The science of psychotherapy has become biased, Storr believes, by the unduly emphasis on interpersonal relationships as a gauge happiness. The ability to tolerate oneself is just as, if not more, accurate a barometer of mental health. Indeed, without the intense craving for solitude displayed by many of our world’s brightest thinkers, including but not limited to Isaac Newton, Ludwig Wittgenstein and Immanuel Kant, humanity would be robbed of many of its greatest discoveries.

This is valuable reading material for the psychologically inclined. Storr’s talent for gab may be pedestrian, but this well-sourced perspective fleshes out ideas from Freud and Jung that I had only passing experience with. It provides a good amount of foundational reading material. The main criticism is that it tends to get too bogged down in specific examples of creative individuals.

Highlighted passages:

Jung’s self-analysis convinced him that,  whereas the young individual’s task was primarily to emancipate himself from his original family, establish himself in the world, and found a new family in his turn, the middle-aged individual’s task was to discover and express his own uniqueness as an individual. Jung defined personality as ‘the supreme realization of the innate idiosyncrasy of a living being.’

This quest was not primarily egotistical since, in Jung’s view, the essence of individuality could only be expressed when the person concerned acknowledged the direction of a force within the psyche which was not of his own making. Men became neurotic at the mid-point of life because, in some sense, they had been false to themselves, and had strayed too far from the path which Nature intended them to follow. By scrupulous attention to the inner voice of the psyche, which manifested itself in dreams, phantasies, and other derivatives of the unconscious, the lost soul could rediscover its proper path, as Jung himself succeeded in doing. The attitude or ‘set’ required of the patient is really a religious one, although belief in a personal God or adherence to a recognized religious creed is not part of the undertaking.

‘Among all my patients in the second half of life — that is to say, over thirty-five — there has not been one whose problem in the last resort was not that of finding a religious outlook on life . . . This of course has nothing whatever to do with a particular creed or membership of a church.’

The path of self-development upon which such individuals embarked under Jung’s guidance was named by him ‘the process of individuation.’ This process tends toward a goal called ‘wholeness’ or ”integration’: a condition in which the different elements of the psyche, both conscious and unconscious, become welded together in a new unity.

‘If the unconscious can be recognized as a co-determining factor along with consciousness, and if we can live in such a way that conscious and unconscious demands are taken into account as far as possible, then the centre of gravity of the total personality shifts its position. It is then no longer in the ego, which is merely the centre of consciousness, but in the hypothetical point between conscious and unconscious.
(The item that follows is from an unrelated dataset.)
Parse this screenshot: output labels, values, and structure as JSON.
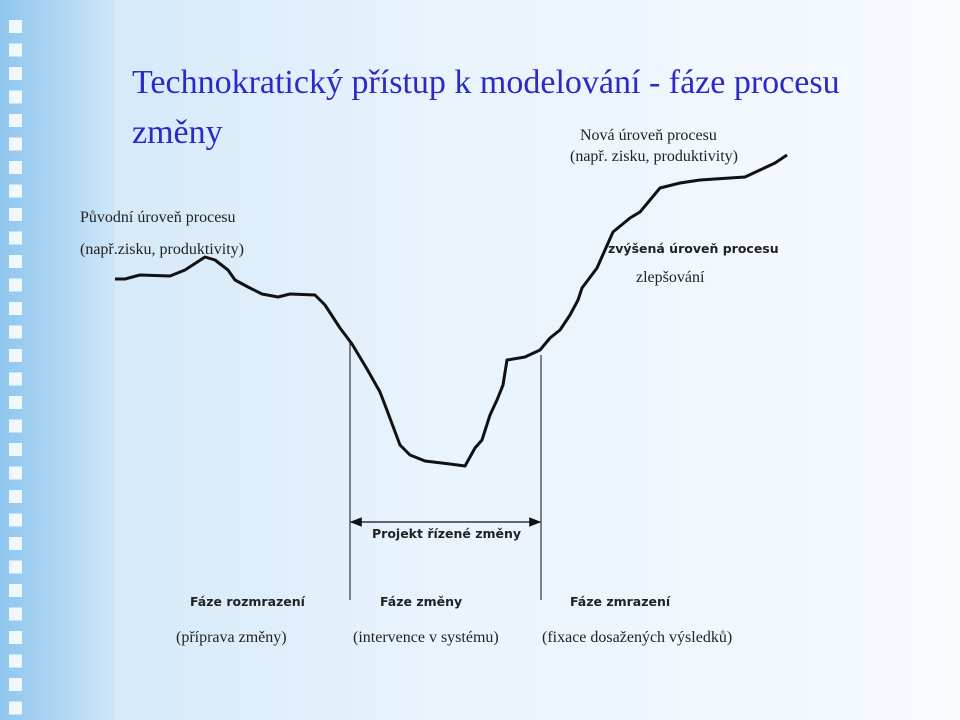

This new centre might be called the Self.’

Jung describes reaching this point as achieving peace of mind after what may have been long and fruitless struggles.

‘If you sum up what people tell you about their experiences, you can formulate it this way: They came to themselves, they could accept themselves, they were able to become reconciled to themselves, and thus were reconciled to adverse circumstances and events. This is almost like what used to be expressed by saying: He has made his peace with God, he has sacrificed his own will, he has submitted himself to the will of God.’

This is not healing through insight, nor through making a new and better relationship with a person, nor even through solving particular problems, but healing by means of an inner change of attitude.

‘When from our better selves we have too long
Been parted by the hurrying world, and droop,
Sick of its business, of its pleasures tyired,
How gracious, how benign, is Solitude.’